Is (7, 3) the solution to the system of these linear equations: 3x+2y=5 and −x+6y=11 ? Why?(1 point) Responses No, because the graphs don’t intersect at (7, 3) . No, because the graphs don’t intersect at left parenthesis 7 comma 3 right parenthesis . Yes, because the graphs don’t intersect at (7, 3) . Yes, because the graphs don’t intersect at left parenthesis 7 comma 3 right parenthesis . No, because the graphs intersect at (7, 3) . No, because the graphs intersect at left parenthesis 7 comma 3 right parenthesis . Yes, because the graphs intersect at (7, 3) .

Question

GPT-4o mini · Answer

To determine if (7, 3) is a solution to the system of equations 3x + 2y = 5 and -x + 6y = 11, we need to substitute x = 7 and y = 3 into both equations and check if they hold true.

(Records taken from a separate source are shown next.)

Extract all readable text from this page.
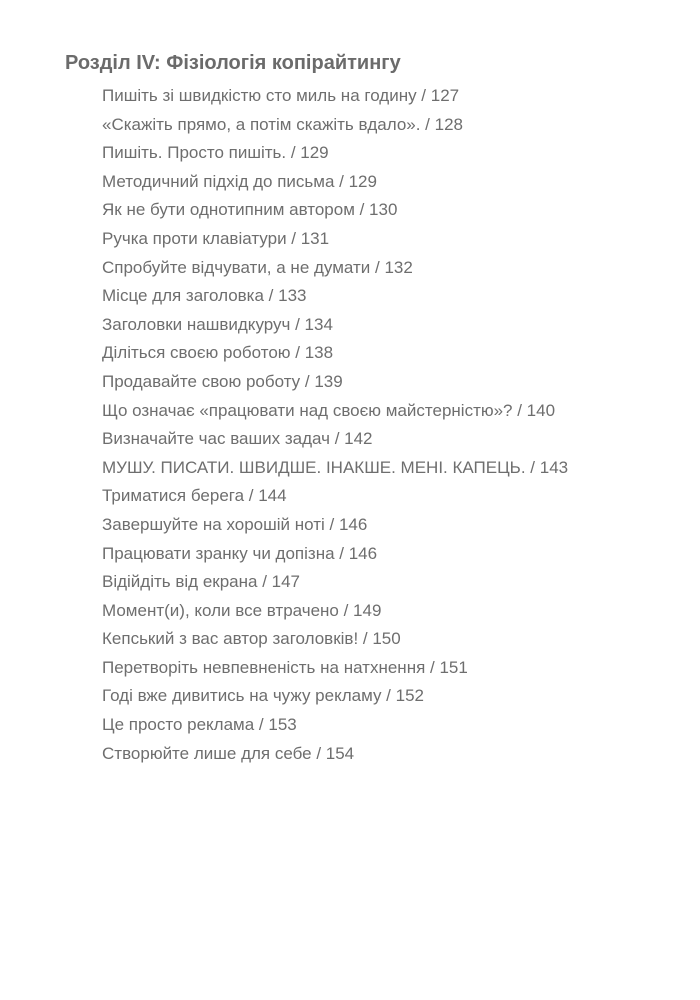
Розділ IV: Фізіологія копірайтингу
Пишіть зі швидкістю сто миль на годину / 127
«Скажіть прямо, а потім скажіть вдало». / 128
Пишіть. Просто пишіть. / 129
Методичний підхід до письма / 129
Як не бути однотипним автором / 130
Ручка проти клавіатури / 131
Спробуйте відчувати, а не думати / 132
Місце для заголовка / 133
Заголовки нашвидкуруч / 134
Діліться своєю роботою / 138
Продавайте свою роботу / 139
Що означає «працювати над своєю майстерністю»? / 140
Визначайте час ваших задач / 142
МУШУ. ПИСАТИ. ШВИДШЕ. ІНАКШЕ. МЕНІ. КАПЕЦЬ. / 143
Триматися берега / 144
Завершуйте на хорошій ноті / 146
Працювати зранку чи допізна / 146
Відійдіть від екрана / 147
Момент(и), коли все втрачено / 149
Кепський з вас автор заголовків! / 150
Перетворіть невпевненість на натхнення / 151
Годі вже дивитись на чужу рекламу / 152
Це просто реклама / 153
Створюйте лише для себе / 154
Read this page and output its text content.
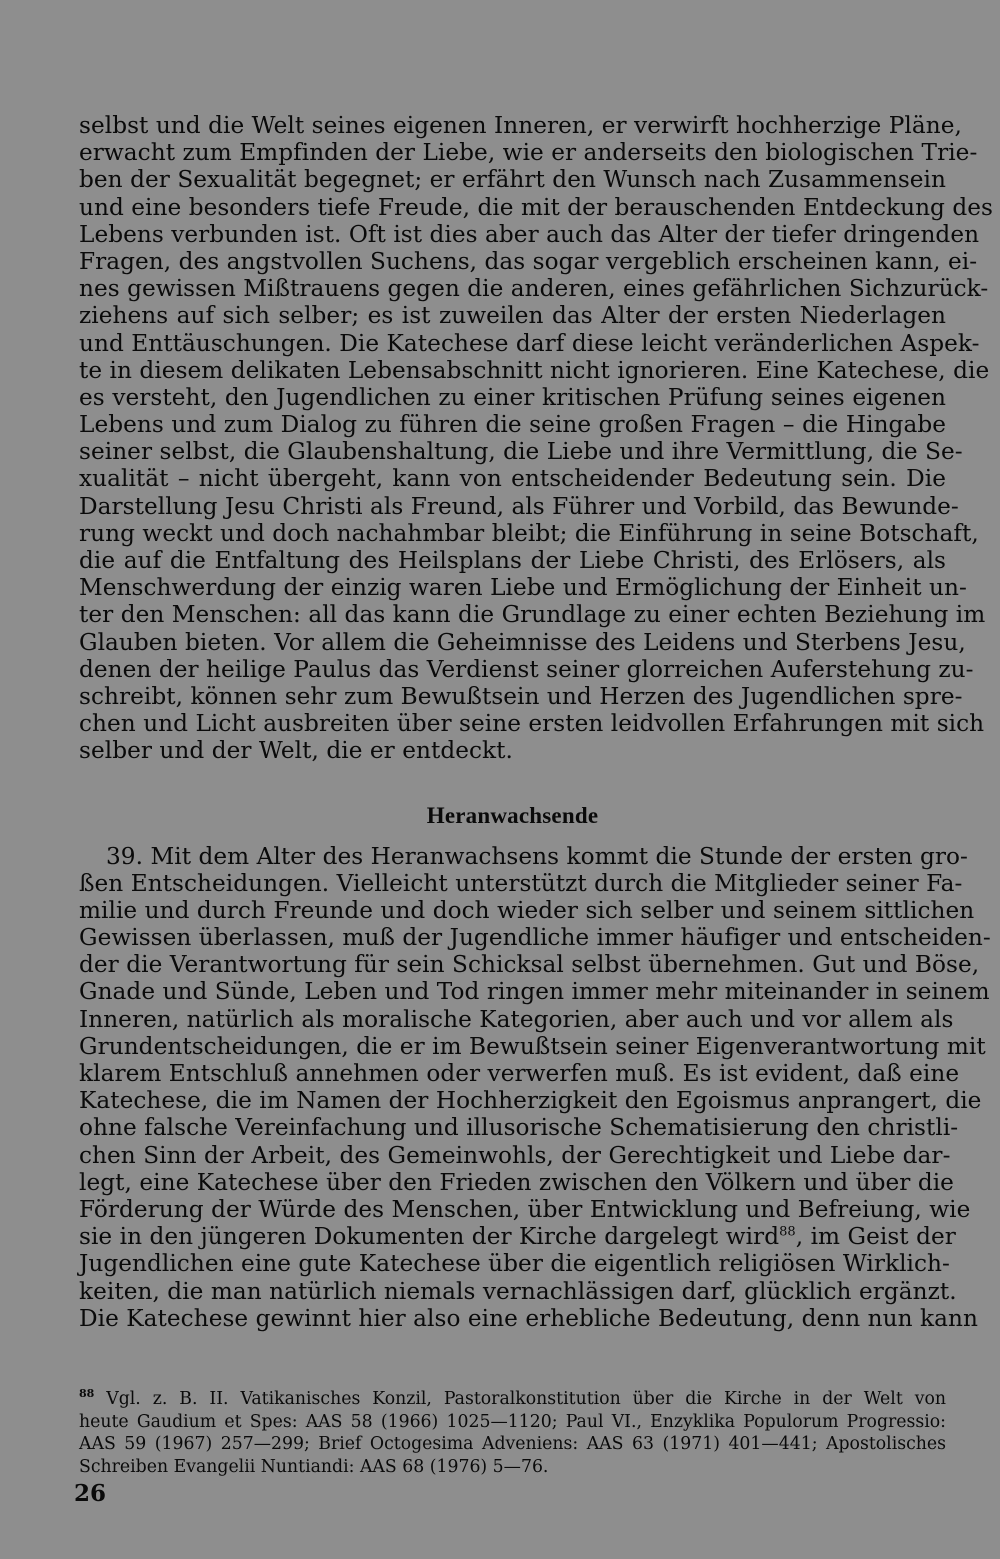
selbst und die Welt seines eigenen Inneren, er verwirft hochherzige Pläne,
erwacht zum Empfinden der Liebe, wie er anderseits den biologischen Trie-
ben der Sexualität begegnet; er erfährt den Wunsch nach Zusammensein
und eine besonders tiefe Freude, die mit der berauschenden Entdeckung des
Lebens verbunden ist. Oft ist dies aber auch das Alter der tiefer dringenden
Fragen, des angstvollen Suchens, das sogar vergeblich erscheinen kann, ei-
nes gewissen Mißtrauens gegen die anderen, eines gefährlichen Sichzurück-
ziehens auf sich selber; es ist zuweilen das Alter der ersten Niederlagen
und Enttäuschungen. Die Katechese darf diese leicht veränderlichen Aspek-
te in diesem delikaten Lebensabschnitt nicht ignorieren. Eine Katechese, die
es versteht, den Jugendlichen zu einer kritischen Prüfung seines eigenen
Lebens und zum Dialog zu führen die seine großen Fragen – die Hingabe
seiner selbst, die Glaubenshaltung, die Liebe und ihre Vermittlung, die Se-
xualität – nicht übergeht, kann von entscheidender Bedeutung sein. Die
Darstellung Jesu Christi als Freund, als Führer und Vorbild, das Bewunde-
rung weckt und doch nachahmbar bleibt; die Einführung in seine Botschaft,
die auf die Entfaltung des Heilsplans der Liebe Christi, des Erlösers, als
Menschwerdung der einzig waren Liebe und Ermöglichung der Einheit un-
ter den Menschen: all das kann die Grundlage zu einer echten Beziehung im
Glauben bieten. Vor allem die Geheimnisse des Leidens und Sterbens Jesu,
denen der heilige Paulus das Verdienst seiner glorreichen Auferstehung zu-
schreibt, können sehr zum Bewußtsein und Herzen des Jugendlichen spre-
chen und Licht ausbreiten über seine ersten leidvollen Erfahrungen mit sich
selber und der Welt, die er entdeckt.
Heranwachsende
39. Mit dem Alter des Heranwachsens kommt die Stunde der ersten gro-
ßen Entscheidungen. Vielleicht unterstützt durch die Mitglieder seiner Fa-
milie und durch Freunde und doch wieder sich selber und seinem sittlichen
Gewissen überlassen, muß der Jugendliche immer häufiger und entscheiden-
der die Verantwortung für sein Schicksal selbst übernehmen. Gut und Böse,
Gnade und Sünde, Leben und Tod ringen immer mehr miteinander in seinem
Inneren, natürlich als moralische Kategorien, aber auch und vor allem als
Grundentscheidungen, die er im Bewußtsein seiner Eigenverantwortung mit
klarem Entschluß annehmen oder verwerfen muß. Es ist evident, daß eine
Katechese, die im Namen der Hochherzigkeit den Egoismus anprangert, die
ohne falsche Vereinfachung und illusorische Schematisierung den christli-
chen Sinn der Arbeit, des Gemeinwohls, der Gerechtigkeit und Liebe dar-
legt, eine Katechese über den Frieden zwischen den Völkern und über die
Förderung der Würde des Menschen, über Entwicklung und Befreiung, wie
sie in den jüngeren Dokumenten der Kirche dargelegt wird$^{88}$, im Geist der
Jugendlichen eine gute Katechese über die eigentlich religiösen Wirklich-
keiten, die man natürlich niemals vernachlässigen darf, glücklich ergänzt.
Die Katechese gewinnt hier also eine erhebliche Bedeutung, denn nun kann
$^{88}$ Vgl. z. B. II. Vatikanisches Konzil, Pastoralkonstitution über die Kirche in der Welt von
heute Gaudium et Spes: AAS 58 (1966) 1025—1120; Paul VI., Enzyklika Populorum Progressio:
AAS 59 (1967) 257—299; Brief Octogesima Adveniens: AAS 63 (1971) 401—441; Apostolisches
Schreiben Evangelii Nuntiandi: AAS 68 (1976) 5—76.
26
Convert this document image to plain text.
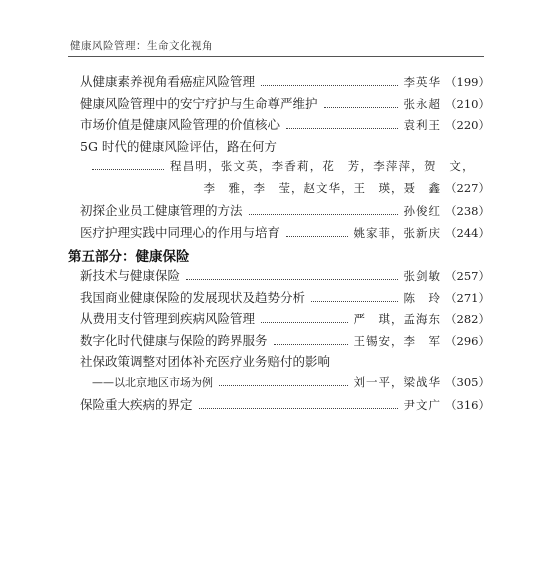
健康风险管理：生命文化视角
从健康素养视角看癌症风险管理	李英华 （199）
健康风险管理中的安宁疗护与生命尊严维护	张永超 （210）
市场价值是健康风险管理的价值核心	袁利王 （220）
5G 时代的健康风险评估，路在何方
程昌明，张文英，李香莉，花　芳，李萍萍，贺　文，
李　雅，李　莹，赵文华，王　瑛，聂　鑫 （227）
初探企业员工健康管理的方法	孙俊红 （238）
医疗护理实践中同理心的作用与培育	姚家菲，张新庆 （244）
第五部分：健康保险
新技术与健康保险	张剑敏 （257）
我国商业健康保险的发展现状及趋势分析	陈　玲 （271）
从费用支付管理到疾病风险管理	严　琪，孟海东 （282）
数字化时代健康与保险的跨界服务	王锡安，李　军 （296）
社保政策调整对团体补充医疗业务赔付的影响
——以北京地区市场为例	刘一平，梁战华 （305）
保险重大疾病的界定	尹文广 （316）
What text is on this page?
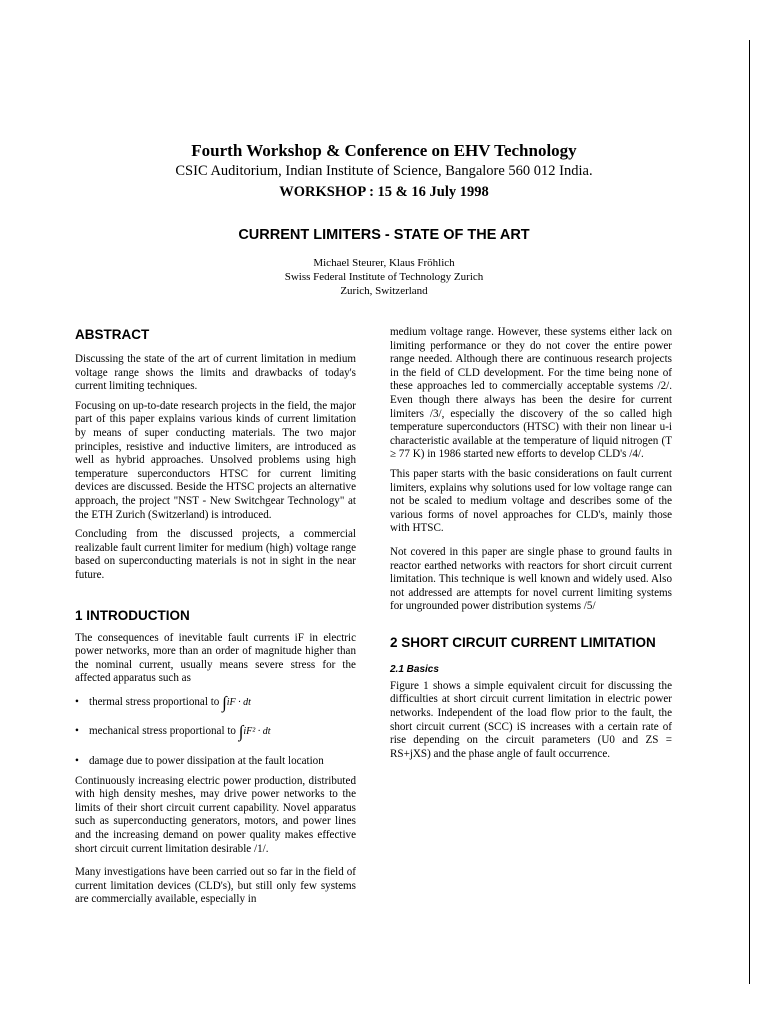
Fourth Workshop & Conference on EHV Technology
CSIC Auditorium, Indian Institute of Science, Bangalore 560 012 India.
WORKSHOP : 15 & 16 July 1998
CURRENT LIMITERS - STATE OF THE ART
Michael Steurer, Klaus Fröhlich
Swiss Federal Institute of Technology Zurich
Zurich, Switzerland
ABSTRACT

Discussing the state of the art of current limitation in medium voltage range shows the limits and drawbacks of today's current limiting techniques.

Focusing on up-to-date research projects in the field, the major part of this paper explains various kinds of current limitation by means of super conducting materials. The two major principles, resistive and inductive limiters, are introduced as well as hybrid approaches. Unsolved problems using high temperature superconductors HTSC for current limiting devices are discussed. Beside the HTSC projects an alternative approach, the project "NST - New Switchgear Technology" at the ETH Zurich (Switzerland) is introduced.

Concluding from the discussed projects, a commercial realizable fault current limiter for medium (high) voltage range based on superconducting materials is not in sight in the near future.

1 INTRODUCTION

The consequences of inevitable fault currents iF in electric power networks, more than an order of magnitude higher than the nominal current, usually means severe stress for the affected apparatus such as

• thermal stress proportional to ∫iF · dt
• mechanical stress proportional to ∫iF² · dt
• damage due to power dissipation at the fault location

Continuously increasing electric power production, distributed with high density meshes, may drive power networks to the limits of their short circuit current capability. Novel apparatus such as superconducting generators, motors, and power lines and the increasing demand on power quality makes effective short circuit current limitation desirable /1/.

Many investigations have been carried out so far in the field of current limitation devices (CLD's), but still only few systems are commercially available, especially in

medium voltage range. However, these systems either lack on limiting performance or they do not cover the entire power range needed. Although there are continuous research projects in the field of CLD development. For the time being none of these approaches led to commercially acceptable systems /2/. Even though there always has been the desire for current limiters /3/, especially the discovery of the so called high temperature superconductors (HTSC) with their non linear u-i characteristic available at the temperature of liquid nitrogen (T ≥ 77 K) in 1986 started new efforts to develop CLD's /4/.

This paper starts with the basic considerations on fault current limiters, explains why solutions used for low voltage range can not be scaled to medium voltage and describes some of the various forms of novel approaches for CLD's, mainly those with HTSC.

Not covered in this paper are single phase to ground faults in reactor earthed networks with reactors for short circuit current limitation. This technique is well known and widely used. Also not addressed are attempts for novel current limiting systems for ungrounded power distribution systems /5/

2 SHORT CIRCUIT CURRENT LIMITATION
2.1 Basics

Figure 1 shows a simple equivalent circuit for discussing the difficulties at short circuit current limitation in electric power networks. Independent of the load flow prior to the fault, the short circuit current (SCC) iS increases with a certain rate of rise depending on the circuit parameters (U0 and ZS = RS+jXS) and the phase angle of fault occurrence.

For the first equation 3x + 2y = 5: \[ 3(7) + 2(3) = 21 + 6 = 27 \neq 5 \] This shows that (7, 3) does not satisfy the first equation.
For the second equation -x + 6y = 11: \[ -(7) + 6(3) = -7 + 18 = 11 \] This shows that (7, 3) does satisfy the second equation.

Since (7, 3) does not satisfy the first equation, it is not a solution to the system of equations as both equations must be satisfied by the same pair of (x, y) values.

Therefore, the correct response is: No, because the graphs intersect at (7, 3).